The etymology object can have the following properties:

  • notes: General explanation of the origin and formation of the character.
  • definition: Meaning of the character
  • components: List of the individual parts of the character. Each component can have the following properties:
    • type: Type of component.
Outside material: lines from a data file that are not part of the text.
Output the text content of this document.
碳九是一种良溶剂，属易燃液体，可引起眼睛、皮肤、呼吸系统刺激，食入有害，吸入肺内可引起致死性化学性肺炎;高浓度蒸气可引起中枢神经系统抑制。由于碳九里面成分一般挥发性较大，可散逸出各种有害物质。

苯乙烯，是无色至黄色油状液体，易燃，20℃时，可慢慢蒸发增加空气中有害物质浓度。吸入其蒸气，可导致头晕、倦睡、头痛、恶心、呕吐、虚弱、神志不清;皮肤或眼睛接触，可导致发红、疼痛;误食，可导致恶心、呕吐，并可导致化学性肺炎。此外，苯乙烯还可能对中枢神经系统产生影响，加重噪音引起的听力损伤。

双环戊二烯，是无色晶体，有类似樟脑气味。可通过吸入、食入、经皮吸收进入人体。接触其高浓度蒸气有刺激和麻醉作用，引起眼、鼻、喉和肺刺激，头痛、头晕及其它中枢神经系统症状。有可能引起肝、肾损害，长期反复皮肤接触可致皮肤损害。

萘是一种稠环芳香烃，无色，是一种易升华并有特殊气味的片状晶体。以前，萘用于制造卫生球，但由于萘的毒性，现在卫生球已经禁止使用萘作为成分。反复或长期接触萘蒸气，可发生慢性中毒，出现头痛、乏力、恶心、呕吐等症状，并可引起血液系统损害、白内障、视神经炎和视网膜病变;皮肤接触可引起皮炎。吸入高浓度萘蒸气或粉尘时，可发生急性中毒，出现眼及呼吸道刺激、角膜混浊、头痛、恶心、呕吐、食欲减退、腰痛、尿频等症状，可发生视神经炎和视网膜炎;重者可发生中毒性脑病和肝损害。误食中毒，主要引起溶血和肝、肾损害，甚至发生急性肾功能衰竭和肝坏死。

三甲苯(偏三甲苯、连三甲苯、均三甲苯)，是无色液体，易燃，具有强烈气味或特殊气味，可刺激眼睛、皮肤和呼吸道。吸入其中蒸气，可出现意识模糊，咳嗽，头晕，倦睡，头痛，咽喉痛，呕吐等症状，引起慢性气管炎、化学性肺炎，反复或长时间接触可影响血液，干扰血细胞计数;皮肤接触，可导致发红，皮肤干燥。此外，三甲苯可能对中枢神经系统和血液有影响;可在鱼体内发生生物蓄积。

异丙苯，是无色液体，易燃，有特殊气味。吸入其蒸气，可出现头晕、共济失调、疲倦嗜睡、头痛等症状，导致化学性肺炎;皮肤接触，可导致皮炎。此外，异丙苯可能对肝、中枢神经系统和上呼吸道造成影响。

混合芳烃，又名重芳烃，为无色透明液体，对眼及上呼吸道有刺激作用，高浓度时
Can be one of
      • meaning: hints at the meaning of the character, e.g. the 女 (woman) component in 妈 (mother)
      • sound: hints at the sound of the character, e.g. the 马 (mǎ) component in 妈 (mā).
      • iconic: pictographic or ideographic component, a picture or abstract representation of an idea, e.g. the hand (爪) picking fruit from a tree (木) in 采 (pick; pluck; gather)
      • simplified: part of simplified character that abbreviates a traditional character to reduce the number of strokes, e.g. the 又 component in the simplified character 汉 is a shorthand of the 堇 component in the traditional character 漢.
      • deleted: part of a traditional character that was deleted in the simplified version to reduce the number of strokes, e.g. the 門 component in the traditional character 開 was deleted to form the simplified character 开.
      • unknown: the purpose of this component is not clear.
  • images: SVG images of historical forms of the character, e.g. in oracle bone script, bronze script, or seal script.

getGloss(word, pinyin?)

Returns a single, short definition for a word.

> getGloss("香蕉")
"banana"

The optional pinyin argument can be used to disambiguate characters with multiple pronunciations (多音字).

> getGloss("发", "fā")
"to issue"
> getGloss("发", "fà")
"hair"

search(term, limit?)

Does a text search to find dictionary entries matching the search term (such as an English word or pinyin). The search results will be sorted based on relevance and the frequency in books and movies.

> search("hello")
[
    {
        simp: '喂',
        trad: '喂',
        definitions: ['hello (when answering the phone)'],
        pinyin: 'wéi',
        // ...
    },
    {
        simp: '你好',
        trad: '你好',
        definitions: ['hello', 'hi'],
        pinyin: 'nǐ​hǎo',
        // ...
    },
    // ...
]

The optional limit argument can be used to limit the number of search results returned.

allEntries

List of all the dictionary entries in the lexicon.